Sunday, December 12, 2010

"Everything is Illuminated" by Jonathan Safran Foer

Summary:  An American (also) named Jonathan Safran Foer has traveled to Austria with an aged picture depicting his grandfather with Augustine, the woman who saved his grandfather from the Nazis.  With the help of his translator Alex and his driver, Alex's grandfather, Jonathan begins a hunt for Augustine.  But this is not a novel that is told chronologically or with a traditional narrative structure.  Instead, the story is recounted through Alex's letters to Jonathan after the trip and Alex's own recreation of the narrative, as well as through Jonathan's fictional recreation of his family's history.
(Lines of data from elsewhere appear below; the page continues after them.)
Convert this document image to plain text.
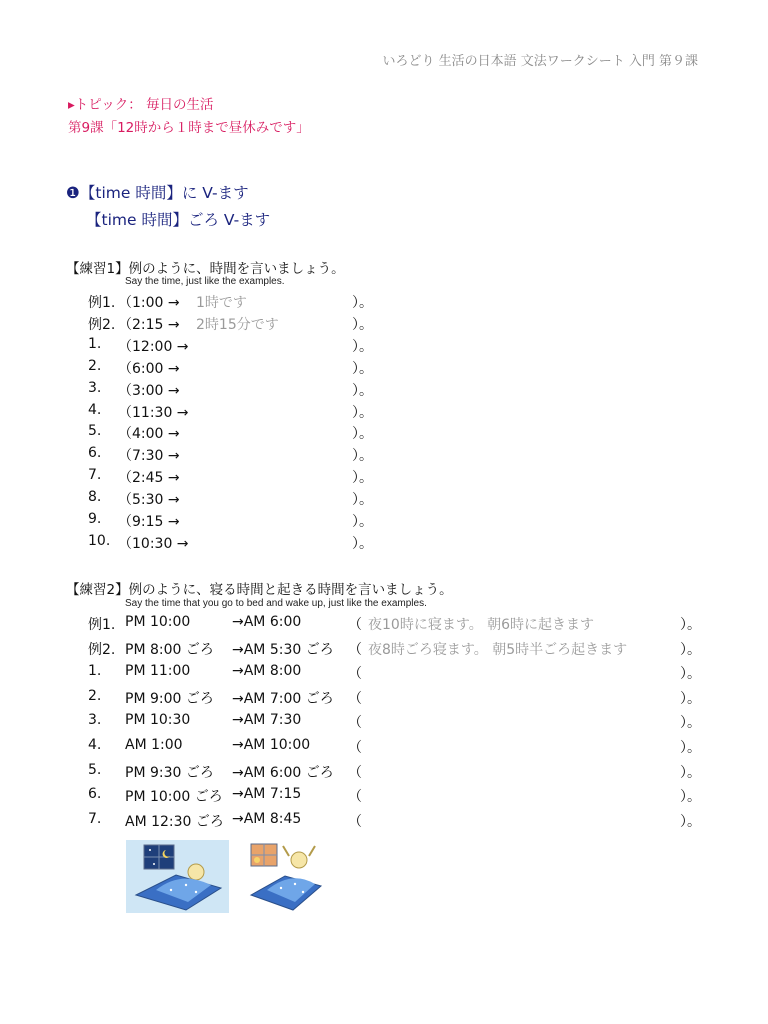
いろどり 生活の日本語 文法ワークシート 入門 第９課
▸トピック： 毎日の生活
第9課「12時から１時まで昼休みです」
❶【time 時間】に V-ます
【time 時間】ごろ V-ます
【練習1】例のように、時間を言いましょう。
Say the time, just like the examples.
例1. （1:00 → 1時です	）。
例2. （2:15 → 2時15分です	）。
1. （12:00 →	）。
2. （6:00 →	）。
3. （3:00 →	）。
4. （11:30 →	）。
5. （4:00 →	）。
6. （7:30 →	）。
7. （2:45 →	）。
8. （5:30 →	）。
9. （9:15 →	）。
10. （10:30 →	）。
【練習2】例のように、寝る時間と起きる時間を言いましょう。
Say the time that you go to bed and wake up, just like the examples.
例1. PM 10:00	→AM 6:00	（ 夜10時に寝ます。 朝6時に起きます	）。
例2. PM 8:00 ごろ →AM 5:30 ごろ （ 夜8時ごろ寝ます。 朝5時半ごろ起きます	）。
1. PM 11:00	→AM 8:00	（	）。
2. PM 9:00 ごろ →AM 7:00 ごろ （	）。
3. PM 10:30	→AM 7:30	（	）。
4. AM 1:00	→AM 10:00	（	）。
5. PM 9:30 ごろ →AM 6:00 ごろ （	）。
6. PM 10:00 ごろ →AM 7:15	（	）。
7. AM 12:30 ごろ →AM 8:45	（	）。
Musings: Everything is Illuminated is a very different book--one that, in the beginning, I thought I would hate, but in the end, found difficult to put down.  It's a strange combination of the humorous and the tragic, of the real and the not-real, and the in between.  It's a book that makes you see life's moments as simultaneous and muddled, and it makes me want to write in run-on sentences.

Alex is a fascinating narrator, and he transforms from hiding in bragging and joking to the most thoughtful character in the novel.  He is only partially fluent in English, and he over-uses a thesaurus, so his letters are often a funny mix of pidgin English.  I worried the book would lean too heavily on a "haha, look at his strange English," but that really isn't the case at all.  Alex and Jonathan's early conversations also provide a lot of humor as they struggle to understand and communicate with one another.

Jonathan's fictional narrative of his family has a folksy, magical realism style to it, which initially turned me off (I think I'm still prejudiced against the style from reading One Hundred Years of Solitude), but was essential to the mood and feeling of the novel at its end.

As one review I read put it, Everything is Illuminated is, at its most simple, a story about the Holocaust, but that barely begins to encapsulate the novel.  It's a story about love and memories and the ability to see oneself clearly.  It's a book that has so many interwoven parts that it demands a reread but still feels satisfying once finished.  It's a book that made me laugh out loud and cry.